Financial literacy is a priority for the Jamaica Cooperative Credit Union League (JCCUL), in response to one of its biggest challenges: attracting younger generations of members. It runs a financial education programme including reality shows featuring potential young customers who experience what it’s like to be parents, to have financial access, to manage risks and other topics which are not generally part of the school curriculum. The idea is to motivate more young people and influence their families, to become members and to use financial products including insurance.
In the face of competition, CUs are increasing their marketing expenditure and focusing on young people by investing in real-time transactions and online platforms. At the same time, JCCUL has been tapping into the low-income market, making substantial investment in technology and education. However, the main challenge remains attracting younger members.
Main takeaways include: investing in market research and the importance of financial education in the face of competition from banks; partnerships are at the core of success; CUs offer great potential for sustainability through grassroots outreach; pricing and products are specifically designed for their customer base; and deep knowledge of members is a major plus when facing competitors.
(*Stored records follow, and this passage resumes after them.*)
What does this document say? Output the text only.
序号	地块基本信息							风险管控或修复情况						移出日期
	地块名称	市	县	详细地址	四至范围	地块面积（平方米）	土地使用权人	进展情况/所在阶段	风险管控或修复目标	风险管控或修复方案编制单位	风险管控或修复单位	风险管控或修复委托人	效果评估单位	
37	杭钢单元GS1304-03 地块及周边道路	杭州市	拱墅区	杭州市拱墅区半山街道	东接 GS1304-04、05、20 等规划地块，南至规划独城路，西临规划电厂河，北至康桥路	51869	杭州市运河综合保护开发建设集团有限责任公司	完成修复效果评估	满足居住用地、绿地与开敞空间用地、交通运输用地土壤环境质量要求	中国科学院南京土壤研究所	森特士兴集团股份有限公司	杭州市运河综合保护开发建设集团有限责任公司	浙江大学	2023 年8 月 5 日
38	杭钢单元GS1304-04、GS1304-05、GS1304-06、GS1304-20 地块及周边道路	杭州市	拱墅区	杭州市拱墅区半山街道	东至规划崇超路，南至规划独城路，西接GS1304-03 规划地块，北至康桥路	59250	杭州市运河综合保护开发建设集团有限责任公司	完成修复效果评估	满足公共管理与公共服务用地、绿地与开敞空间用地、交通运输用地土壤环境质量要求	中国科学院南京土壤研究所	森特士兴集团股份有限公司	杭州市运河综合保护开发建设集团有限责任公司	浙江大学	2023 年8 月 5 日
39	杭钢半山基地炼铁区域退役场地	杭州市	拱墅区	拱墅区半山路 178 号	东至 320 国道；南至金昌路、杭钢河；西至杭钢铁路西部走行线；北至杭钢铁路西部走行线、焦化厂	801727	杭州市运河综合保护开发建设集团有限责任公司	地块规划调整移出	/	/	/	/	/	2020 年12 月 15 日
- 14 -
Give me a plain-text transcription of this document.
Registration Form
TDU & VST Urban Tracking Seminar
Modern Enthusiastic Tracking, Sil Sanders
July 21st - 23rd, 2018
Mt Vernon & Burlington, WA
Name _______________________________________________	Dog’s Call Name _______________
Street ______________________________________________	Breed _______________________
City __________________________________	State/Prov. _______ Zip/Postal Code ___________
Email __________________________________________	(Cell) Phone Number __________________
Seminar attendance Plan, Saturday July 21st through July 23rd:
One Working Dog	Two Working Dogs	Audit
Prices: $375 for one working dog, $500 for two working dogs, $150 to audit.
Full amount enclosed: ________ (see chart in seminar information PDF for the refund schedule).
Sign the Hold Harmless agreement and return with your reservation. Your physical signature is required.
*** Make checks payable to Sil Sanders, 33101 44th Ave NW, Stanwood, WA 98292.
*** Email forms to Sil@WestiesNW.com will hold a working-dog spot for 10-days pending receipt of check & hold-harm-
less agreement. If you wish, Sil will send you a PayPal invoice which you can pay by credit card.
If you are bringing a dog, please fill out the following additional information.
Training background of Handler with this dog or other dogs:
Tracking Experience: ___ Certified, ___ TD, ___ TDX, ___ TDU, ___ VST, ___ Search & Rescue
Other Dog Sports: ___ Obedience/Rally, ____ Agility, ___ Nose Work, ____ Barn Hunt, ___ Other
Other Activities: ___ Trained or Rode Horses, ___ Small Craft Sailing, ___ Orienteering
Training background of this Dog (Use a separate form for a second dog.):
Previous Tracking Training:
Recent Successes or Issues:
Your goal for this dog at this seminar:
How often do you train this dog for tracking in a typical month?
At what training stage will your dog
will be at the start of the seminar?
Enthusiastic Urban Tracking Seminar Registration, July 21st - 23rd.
Session 14: Digitisation, Financial Inclusion & Microinsurance
WiPay is the Caribbean’s leading payment platform for all – whether banked, underbanked or unbanked. It was created in 2019, but came into its own during the pandemic – for example by offering free terminals for businesses. One entire city in Trinidad & Tobago has gone cashless! WiPay works by generating a QR code which can be exchanged for cash at an exchange desk, through social media, with or without a phone. Successful examples include a cashless farmers market in Jamaica, flight payments in Guyana, cash transfers in Grenada, and a “Cardshopper” partnership with MasterCard.
Financial inclusion is also being promoted by the Bank of Jamaica through its financial literacy programme to empower consumers and promote financial literacy at all levels of society. The programme includes consumer protection and is part of the National Strategy for Financial Inclusion.
Sagicor, the largest insurance provider in Jamaica, aims for ‘meaningful coverage with affordable prices’, providing plenty of access points and ease of use. Sagicor’s success relies heavily on partnerships with employer associations and other similar organisations – for example, the Agricare partnership with the Ministry of Agriculture and Fisheries, which provides health, life, critical illness and personal accident cover. Enrolment can either be digital or manual, as not all customers trust technology – around 85% of clients still prefer the face-to-face approach.
Key takeaways from this session included: the pandemic presenting both challenges and opportunities; financial education being key to addressing low levels of financial literacy; microinsurance as an essential component of the National Strategy for Financial Inclusion; young people being a priority target; the criticality of partnerships; use of non-conventional partners and distributors being key for the private insurance sector; and digitalisation being a must.